Weekend Preview: Plenty Of Drama Out West

The Pacific-12 and Big West conferences do not have conference tournaments like the rest of the country. But the schedule in both leagues provides plenty of last-week drama anyway.

In the Pac-12, the two top teams in the league play head-to-head on the season’s final weekend, separated by one game. At the start of the year, a glance at the schedule would have presumed that matchup to be UCLA at Oregon State, or perhaps Southern California at Arizona State.

“I don’t think anyone in Vegas put money on us at Utah,” Washington assistant coach Donegal Fergus said with a laugh. “But we’re excited about it.”

The Utes have led the Pac for much of the season, much to the consternation of the rest of the nation. Utah sits 23-26 overall but at 17-10 has a one-game lead on the Huskies (31-19, 16-11), who visit Salt Lake City for a three-game series.

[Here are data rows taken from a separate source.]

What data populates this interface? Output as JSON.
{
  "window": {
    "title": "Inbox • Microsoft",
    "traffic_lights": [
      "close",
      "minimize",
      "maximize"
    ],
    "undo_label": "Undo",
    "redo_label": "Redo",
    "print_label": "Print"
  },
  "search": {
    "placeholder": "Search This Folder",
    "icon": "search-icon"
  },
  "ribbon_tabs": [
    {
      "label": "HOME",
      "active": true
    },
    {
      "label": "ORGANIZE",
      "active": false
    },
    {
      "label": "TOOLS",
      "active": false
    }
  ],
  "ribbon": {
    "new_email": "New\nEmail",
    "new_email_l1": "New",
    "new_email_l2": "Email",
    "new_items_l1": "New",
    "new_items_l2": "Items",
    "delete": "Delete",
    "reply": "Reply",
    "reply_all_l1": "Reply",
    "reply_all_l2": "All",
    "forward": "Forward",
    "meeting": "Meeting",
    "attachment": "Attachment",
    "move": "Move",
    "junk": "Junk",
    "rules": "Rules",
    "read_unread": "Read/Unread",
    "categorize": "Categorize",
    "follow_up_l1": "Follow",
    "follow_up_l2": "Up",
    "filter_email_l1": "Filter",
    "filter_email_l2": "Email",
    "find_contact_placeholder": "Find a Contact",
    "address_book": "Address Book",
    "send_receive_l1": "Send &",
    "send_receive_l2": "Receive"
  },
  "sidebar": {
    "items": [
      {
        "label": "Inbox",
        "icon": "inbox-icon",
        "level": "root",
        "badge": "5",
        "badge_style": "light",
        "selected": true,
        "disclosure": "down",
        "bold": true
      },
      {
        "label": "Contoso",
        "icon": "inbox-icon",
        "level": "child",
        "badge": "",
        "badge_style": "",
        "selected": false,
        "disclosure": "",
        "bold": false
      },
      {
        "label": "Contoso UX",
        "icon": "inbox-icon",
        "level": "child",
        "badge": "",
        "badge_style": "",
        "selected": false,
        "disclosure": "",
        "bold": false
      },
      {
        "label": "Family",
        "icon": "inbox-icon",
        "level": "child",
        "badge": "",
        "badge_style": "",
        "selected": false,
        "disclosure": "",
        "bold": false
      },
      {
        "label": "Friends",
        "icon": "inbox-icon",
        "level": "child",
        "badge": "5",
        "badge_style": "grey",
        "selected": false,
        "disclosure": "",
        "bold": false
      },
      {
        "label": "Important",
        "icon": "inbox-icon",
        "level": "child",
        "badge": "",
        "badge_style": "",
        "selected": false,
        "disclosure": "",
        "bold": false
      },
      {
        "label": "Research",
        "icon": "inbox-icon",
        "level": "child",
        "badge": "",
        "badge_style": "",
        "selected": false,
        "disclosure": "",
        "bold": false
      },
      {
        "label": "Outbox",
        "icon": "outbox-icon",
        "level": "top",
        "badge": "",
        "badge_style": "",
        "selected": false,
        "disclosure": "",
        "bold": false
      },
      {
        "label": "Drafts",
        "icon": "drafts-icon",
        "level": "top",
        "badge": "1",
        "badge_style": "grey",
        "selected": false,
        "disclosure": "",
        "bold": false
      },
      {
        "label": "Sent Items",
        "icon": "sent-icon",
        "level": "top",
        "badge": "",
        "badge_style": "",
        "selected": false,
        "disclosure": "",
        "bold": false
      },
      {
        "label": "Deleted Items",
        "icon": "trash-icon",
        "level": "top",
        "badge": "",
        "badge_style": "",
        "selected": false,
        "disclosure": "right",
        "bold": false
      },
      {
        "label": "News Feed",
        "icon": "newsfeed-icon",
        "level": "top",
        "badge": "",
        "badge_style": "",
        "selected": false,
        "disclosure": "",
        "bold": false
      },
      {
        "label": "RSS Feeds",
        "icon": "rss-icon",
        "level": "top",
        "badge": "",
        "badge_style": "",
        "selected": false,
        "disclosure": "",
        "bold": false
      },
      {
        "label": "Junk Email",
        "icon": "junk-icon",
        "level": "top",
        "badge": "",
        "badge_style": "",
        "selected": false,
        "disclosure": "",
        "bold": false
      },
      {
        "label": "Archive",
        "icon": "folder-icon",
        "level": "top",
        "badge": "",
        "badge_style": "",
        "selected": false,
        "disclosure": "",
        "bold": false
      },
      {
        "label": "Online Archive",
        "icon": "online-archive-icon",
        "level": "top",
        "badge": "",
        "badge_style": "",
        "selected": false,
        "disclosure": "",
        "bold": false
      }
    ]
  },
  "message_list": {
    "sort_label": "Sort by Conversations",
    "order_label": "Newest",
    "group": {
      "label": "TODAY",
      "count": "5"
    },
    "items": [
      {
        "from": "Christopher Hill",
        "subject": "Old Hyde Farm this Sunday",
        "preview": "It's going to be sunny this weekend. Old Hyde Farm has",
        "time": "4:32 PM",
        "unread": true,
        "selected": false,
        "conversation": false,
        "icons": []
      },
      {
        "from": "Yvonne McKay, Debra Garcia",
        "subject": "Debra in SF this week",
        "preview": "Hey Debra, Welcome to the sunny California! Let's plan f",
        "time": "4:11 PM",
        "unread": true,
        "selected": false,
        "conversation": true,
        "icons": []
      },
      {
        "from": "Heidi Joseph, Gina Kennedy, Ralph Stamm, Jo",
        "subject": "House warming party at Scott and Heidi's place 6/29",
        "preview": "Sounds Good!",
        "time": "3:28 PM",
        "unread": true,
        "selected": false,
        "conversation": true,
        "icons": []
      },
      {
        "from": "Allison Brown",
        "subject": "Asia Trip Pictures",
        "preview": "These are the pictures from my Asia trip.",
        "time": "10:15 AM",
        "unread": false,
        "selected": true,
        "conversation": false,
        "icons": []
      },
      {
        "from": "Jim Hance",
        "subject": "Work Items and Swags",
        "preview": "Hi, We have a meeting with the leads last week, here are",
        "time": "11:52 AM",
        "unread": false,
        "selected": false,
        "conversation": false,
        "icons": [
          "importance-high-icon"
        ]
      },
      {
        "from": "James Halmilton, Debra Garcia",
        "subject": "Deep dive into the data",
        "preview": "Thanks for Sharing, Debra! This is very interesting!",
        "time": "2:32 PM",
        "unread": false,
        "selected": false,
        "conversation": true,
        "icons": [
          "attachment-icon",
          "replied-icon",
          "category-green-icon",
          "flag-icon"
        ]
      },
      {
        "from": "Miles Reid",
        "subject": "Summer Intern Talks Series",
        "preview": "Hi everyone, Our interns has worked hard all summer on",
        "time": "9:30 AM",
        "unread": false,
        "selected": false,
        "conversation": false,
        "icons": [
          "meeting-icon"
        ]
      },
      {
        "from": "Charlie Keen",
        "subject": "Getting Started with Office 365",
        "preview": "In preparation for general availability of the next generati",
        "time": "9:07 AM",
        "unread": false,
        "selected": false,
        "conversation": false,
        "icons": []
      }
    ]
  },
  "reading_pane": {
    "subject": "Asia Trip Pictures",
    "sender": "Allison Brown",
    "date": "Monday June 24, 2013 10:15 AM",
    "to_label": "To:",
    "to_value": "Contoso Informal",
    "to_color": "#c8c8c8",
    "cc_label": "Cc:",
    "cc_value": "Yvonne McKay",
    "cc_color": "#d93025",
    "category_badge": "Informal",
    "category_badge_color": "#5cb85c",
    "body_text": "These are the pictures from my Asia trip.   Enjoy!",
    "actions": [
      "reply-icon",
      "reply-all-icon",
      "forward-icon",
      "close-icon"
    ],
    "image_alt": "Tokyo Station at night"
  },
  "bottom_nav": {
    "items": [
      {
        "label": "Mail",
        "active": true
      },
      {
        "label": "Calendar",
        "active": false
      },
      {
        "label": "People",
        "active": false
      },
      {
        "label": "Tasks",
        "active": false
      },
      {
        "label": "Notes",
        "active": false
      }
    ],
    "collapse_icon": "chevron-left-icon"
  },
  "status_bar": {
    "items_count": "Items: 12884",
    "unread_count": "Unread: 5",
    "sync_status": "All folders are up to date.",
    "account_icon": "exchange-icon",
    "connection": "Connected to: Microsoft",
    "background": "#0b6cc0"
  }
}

One twist to the series, which will be played at Smith’s Ballpark, is that all three games are scheduled for noon local time starts. The reason for the early start times? Smith’s Ballpark also serves as home of the Triple-A Salt Lake Bees of the Pacific Coast League, which also is scheduled to be home this weekend against the Nashville Sounds. Those games start at 6:35 p.m. local time, meaning the Pac-12 games have a 4-hour, 30-minute curfew. That shouldn’t be a huge problem, really, but this is college baseball in the West. Anything can happen.

Utah, which has reached the NCAA tournament once since 1960 (2009), has to win the series to win the Pac-12 and its automatic bid. Washington wins the tiebreaker and wins the automatic bid with a series win; a 1-2 finish would likely hurt the Huskies’ at-large chances considering Utah’s RPI is 102. Washington enters the series at 52 in the RPI, firmly on the bubble.

The rest of the Pac schedule includes Arizona playing a non-league series at Hawaii, which will ding the Wildcats’ RPI of 25; a series loss wouldn’t be disastrous but likely would cost Arizona any chance of being announced as a regional host on Sunday. Arizona State (33-19, 15-12) also needs a series win against the Trojans this weekend to improve its hosting chances.

Meanwhile, Oregon State (32-19, 13-14) hosts 25-28 UCLA, and while a series win won’t jack up the Beavers’ RPI of 49, coach Pat Casey’s club has lost seven of its last 10. A series loss to the Bruins may doom their at-large chances.

Oregon (29-23, 14-13) got an at-large bid with an RPI north of 60 last season; a sweep at Stanford, though, would give the Ducks a top-four Pac finish and might be enough for an at-large bid again. Preseason conference favorite California (30-20, 12-15) needs a sweep at Washington State to keep its faint postseason hopes alive and give scouts one more look at righthander Daulton Jefferies.

The 6-foot Bears ace missed seven weeks with a muscle pull behind his right shoulder but threw free and easy for three innings against Utah in his return outing Monday, sitting 91-94 mph with his fastball. His changeup was its usual plus weapon, according to two sources, while his slider got better as the night went on, with two sharp mid-80s breakers in his third and final inning. He’ll start again this weekend against the Cougars.


Big West Showdown

Hawaii stunned Cal State Fullerton last weekend, winning the series in Fullerton, while Long Beach State extended its winning streak to nine games, its longest streak since 2007. That set up this weekend’s showdown for the Big West title in one of the college game’s best rivalries as the Titans invade Blair Field at the Beach for three games Thursday through Saturday.

The Dirtbags are seeking their first outright Big West title since 2003, which they would get with a sweep; a series win gives them the conference’s automatic regional berth for the first time since 2008, as they’d own the tiebreaker. The Beach, which did not bid to be a regional host due to pending renovations to Blair Field, also has the higher RPI (42) and could weather a series loss better than the Titans (55), who seem to be on the bubble despite a strong non-conference schedule. Fullerton played Stanford and Texas Tech on the road, plus Indiana, Arizona State, Maryland and Wichita State in non-league series, but the home series loss to Hawaii (No. 169) did serious damage.

Fullerton could be without first baseman Tanner Pinkston, who started the first 52 games but dislocated an elbow in Tuesday’s loss to Southern California, though the Titans got catcher Chris Hudgins back in that game after missing 20 games with a finger injury.

The Dirtbags are riding the hot bat of sophomore left fielder Brock Lundquist, who is 31-for-69 (.449) during his 17-game hitting streak. Long Beach State is 14-3 in that stretch.

“It’s going to be a real cool atmosphere,” Beach coach Troy Buckley told the Long Beach Press-Telegram. “I’m really proud of this team. They put themselves in this position and they deserve to enjoy it.”